SimulTron: On-Device Simultaneous Speech to Speech Translation
Alex Agranovich, Eliya Nachmani, Oleg Rybakov, Yifan Ding, Ye Jia, Nadav Bar, Heiga Zen, Michelle Tadmor Ramanovich
TL;DR
SimulTron targets real-time, on-device simultaneous speech-to-speech translation by extending the Translatotron lineage with a causal streaming encoder, wait-$k$ attention-based decoder, and a streaming vocoder. The architecture enables on-device translation with adjustable latency via a fixed delay and demonstrates execution on a Pixel 7 Pro, achieving strong BLEU performance and favorable latency compared to prior real-time S2ST methods on MuST-C, while also surpassing offline Translatotron baselines in several settings.
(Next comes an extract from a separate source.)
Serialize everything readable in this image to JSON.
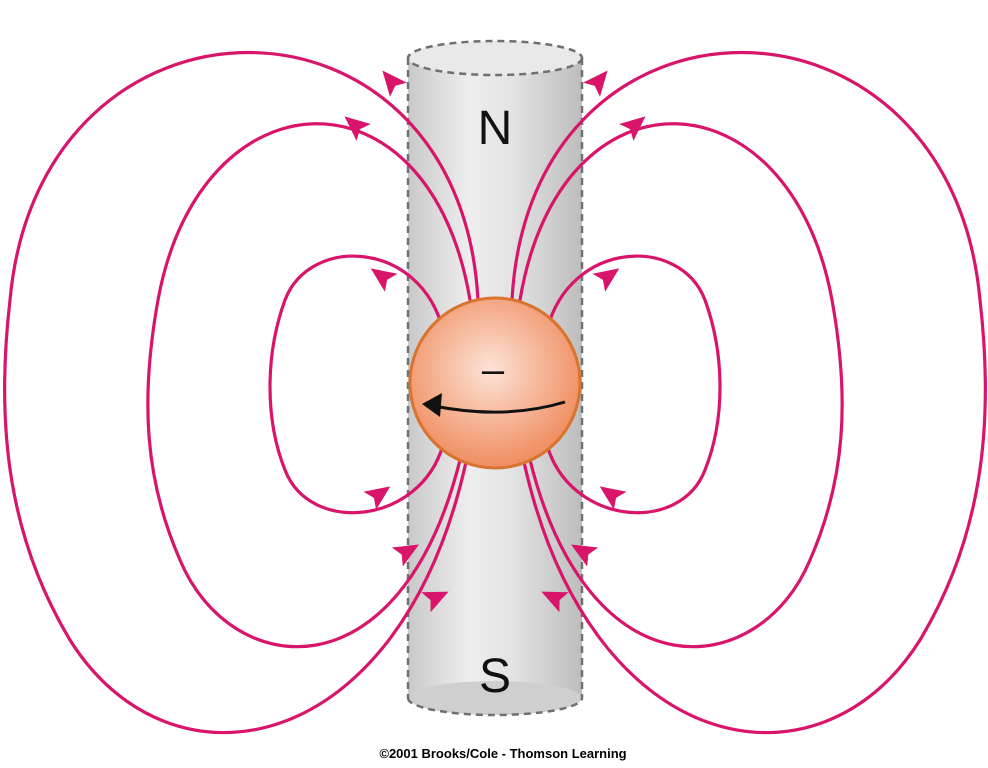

Key findings include a BLEU improvement over Translatotron 1 in real-time Spanish–English, substantial BLEU gains in offline settings, and clear latency-accuracy trade-offs as the waiting parameter $k$ is varied. The work advances practical, privacy-preserving S2ST on mobile devices and lays groundwork for broader multilingual on-device translation with further vocoder and hardware optimizations.
Abstract
Simultaneous speech-to-speech translation (S2ST) holds the promise of breaking down communication barriers and enabling fluid conversations across languages. However, achieving accurate, real-time translation through mobile devices remains a major challenge. We introduce SimulTron, a novel S2ST architecture designed to tackle this task. SimulTron is a lightweight direct S2ST model that uses the strengths of the Translatotron framework while incorporating key modifications for streaming operation, and an adjustable fixed delay. Our experiments show that SimulTron surpasses Translatotron 2 in offline evaluations. Furthermore, real-time evaluations reveal that SimulTron improves upon the performance achieved by Translatotron 1. Additionally, SimulTron achieves superior BLEU scores and latency compared to previous real-time S2ST method on the MuST-C dataset. Significantly, we have successfully deployed SimulTron on a Pixel 7 Pro device, show its potential for simultaneous S2ST on-device.